Feb 21, 2013 at 6:59 PM
Hello, folks - using parser is straight forward - the same way as you would do in java. Here is an example :
        try
        {
            fileInputStream = new FileInputStream(string.Concat(ModelPath, "en-parser-chunking.bin"));

            try
            {
                ParserModel model = new ParserModel(fileInputStream);
                this.FParser = ParserFactory.create(model);
            }
   var strBldr = new java.lang.StringBuffer();


        string directoryName = Path.GetDirectoryName(Assembly.GetExecutingAssembly().GetName().CodeBase);
        var ModelPath = string.Concat((new Uri(directoryName)).LocalPath, "\\Models\\");

        topParses = ParserTool.parseLine(InputText, FParser, 1);
        foreach (var topParse in topParses)
        {
            topParse.show(strBldr);
        }

        }
It works perfectly fine. Loading model takes about 3-4 seconds however - it looks longer than in native java solution.
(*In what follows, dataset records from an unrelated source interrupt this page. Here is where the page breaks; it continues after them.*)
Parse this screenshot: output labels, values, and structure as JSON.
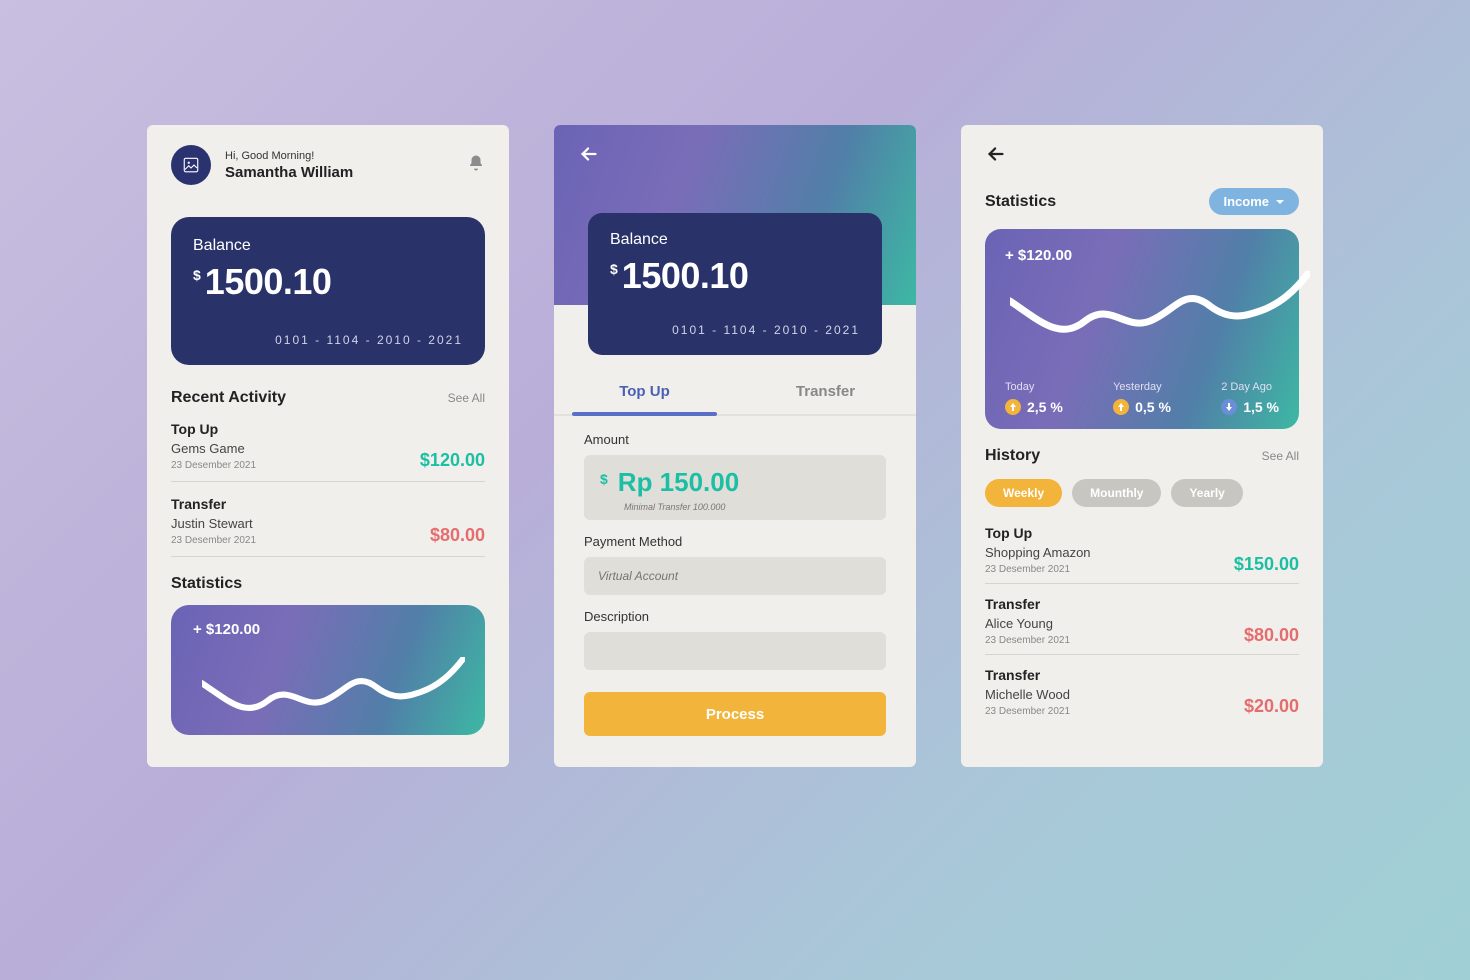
{
  "colors": {
    "navy": "#2a326a",
    "teal": "#1bbfa3",
    "red": "#e46d6d",
    "amber": "#f2b43a"
  },
  "screen1": {
    "greeting": "Hi, Good Morning!",
    "user_name": "Samantha William",
    "balance": {
      "label": "Balance",
      "currency": "$",
      "amount": "1500.10",
      "card_number": "0101 - 1104 - 2010 - 2021"
    },
    "recent": {
      "title": "Recent Activity",
      "see_all": "See All",
      "items": [
        {
          "title": "Top Up",
          "sub": "Gems Game",
          "date": "23 Desember 2021",
          "amount": "$120.00",
          "positive": true
        },
        {
          "title": "Transfer",
          "sub": "Justin Stewart",
          "date": "23 Desember 2021",
          "amount": "$80.00",
          "positive": false
        }
      ]
    },
    "stats_title": "Statistics",
    "stats_delta": "+ $120.00"
  },
  "screen2": {
    "balance": {
      "label": "Balance",
      "currency": "$",
      "amount": "1500.10",
      "card_number": "0101 - 1104 - 2010 - 2021"
    },
    "tabs": {
      "topup": "Top Up",
      "transfer": "Transfer"
    },
    "form": {
      "amount_label": "Amount",
      "amount_currency": "$",
      "amount_value": "Rp 150.00",
      "min_note": "Minimal Transfer 100.000",
      "method_label": "Payment Method",
      "method_placeholder": "Virtual Account",
      "desc_label": "Description",
      "process": "Process"
    }
  },
  "screen3": {
    "title": "Statistics",
    "filter": "Income",
    "delta": "+ $120.00",
    "cols": [
      {
        "label": "Today",
        "value": "2,5 %",
        "dir": "up"
      },
      {
        "label": "Yesterday",
        "value": "0,5 %",
        "dir": "up"
      },
      {
        "label": "2 Day Ago",
        "value": "1,5 %",
        "dir": "down"
      }
    ],
    "history": {
      "title": "History",
      "see_all": "See All",
      "chips": [
        "Weekly",
        "Mounthly",
        "Yearly"
      ],
      "items": [
        {
          "title": "Top Up",
          "sub": "Shopping Amazon",
          "date": "23 Desember 2021",
          "amount": "$150.00",
          "positive": true
        },
        {
          "title": "Transfer",
          "sub": "Alice Young",
          "date": "23 Desember 2021",
          "amount": "$80.00",
          "positive": false
        },
        {
          "title": "Transfer",
          "sub": "Michelle Wood",
          "date": "23 Desember 2021",
          "amount": "$20.00",
          "positive": false
        }
      ]
    }
  },
  "chart_data": {
    "type": "line",
    "title": "",
    "series": [
      {
        "name": "balance-trend",
        "values": [
          60,
          52,
          30,
          55,
          35,
          58,
          48,
          46,
          55,
          95
        ]
      }
    ],
    "x": [
      0,
      1,
      2,
      3,
      4,
      5,
      6,
      7,
      8,
      9
    ],
    "ylim": [
      0,
      100
    ]
  }
}
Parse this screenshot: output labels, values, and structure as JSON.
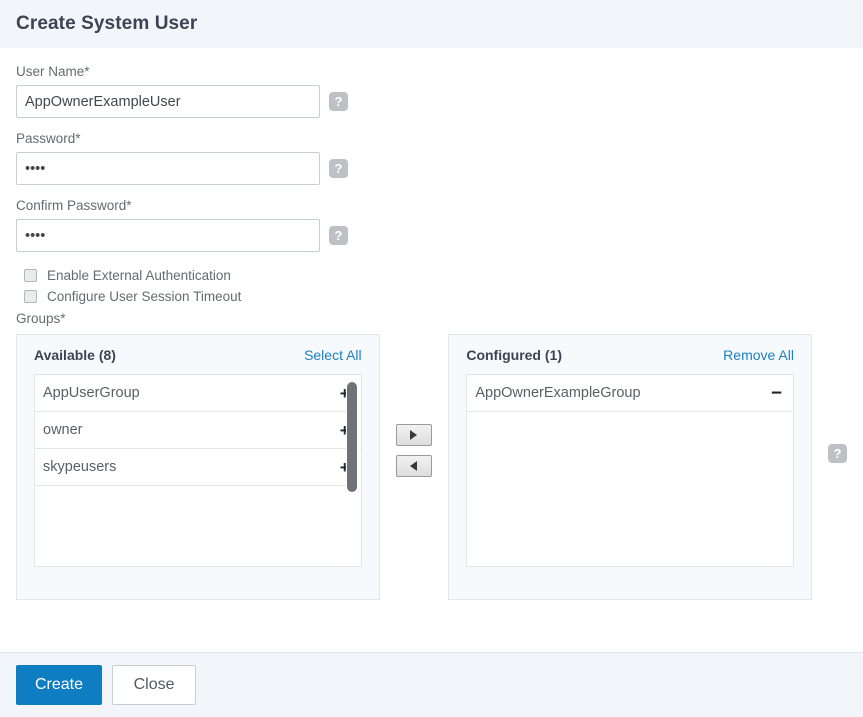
{
  "dialog": {
    "title": "Create System User"
  },
  "form": {
    "username": {
      "label": "User Name*",
      "value": "AppOwnerExampleUser",
      "placeholder": "",
      "help": "?"
    },
    "password": {
      "label": "Password*",
      "value": "••••",
      "placeholder": "",
      "help": "?"
    },
    "confirm_password": {
      "label": "Confirm Password*",
      "value": "••••",
      "placeholder": "",
      "help": "?"
    },
    "checkboxes": [
      {
        "label": "Enable External Authentication",
        "checked": false
      },
      {
        "label": "Configure User Session Timeout",
        "checked": false
      }
    ],
    "groups_label": "Groups*",
    "groups_help": "?"
  },
  "transfer": {
    "available": {
      "title": "Available (8)",
      "action_label": "Select All",
      "items": [
        {
          "label": "AppUserGroup",
          "button": "+"
        },
        {
          "label": "owner",
          "button": "+"
        },
        {
          "label": "skypeusers",
          "button": "+"
        }
      ]
    },
    "configured": {
      "title": "Configured (1)",
      "action_label": "Remove All",
      "items": [
        {
          "label": "AppOwnerExampleGroup",
          "button": "−"
        }
      ]
    }
  },
  "footer": {
    "create_label": "Create",
    "close_label": "Close"
  },
  "colors": {
    "accent": "#0f7dc2",
    "link": "#1c7fc3",
    "header_bg": "#f2f6fa",
    "panel_bg": "#f7fafc",
    "title_text": "#3d4353",
    "label_text": "#666b71"
  }
}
But parsing time seems fine. No performace testing have been performed so far.
Feb 22, 2013 at 7:15 PM
Cheers k0ss,

Not really got as much time as i'd like for NLP at the moment, but will give it a try when i can.

Cheers
Mar 20 at 10:32 AM
Hi,
I am getting following exception. Can anyone tell me why??

Could not load type 'opennlp.tools.sentdetect.SentenceDetectorME' from assembly 'OpenNlp, Version=1.0.0.0, Culture=neutral, PublicKeyToken=null'.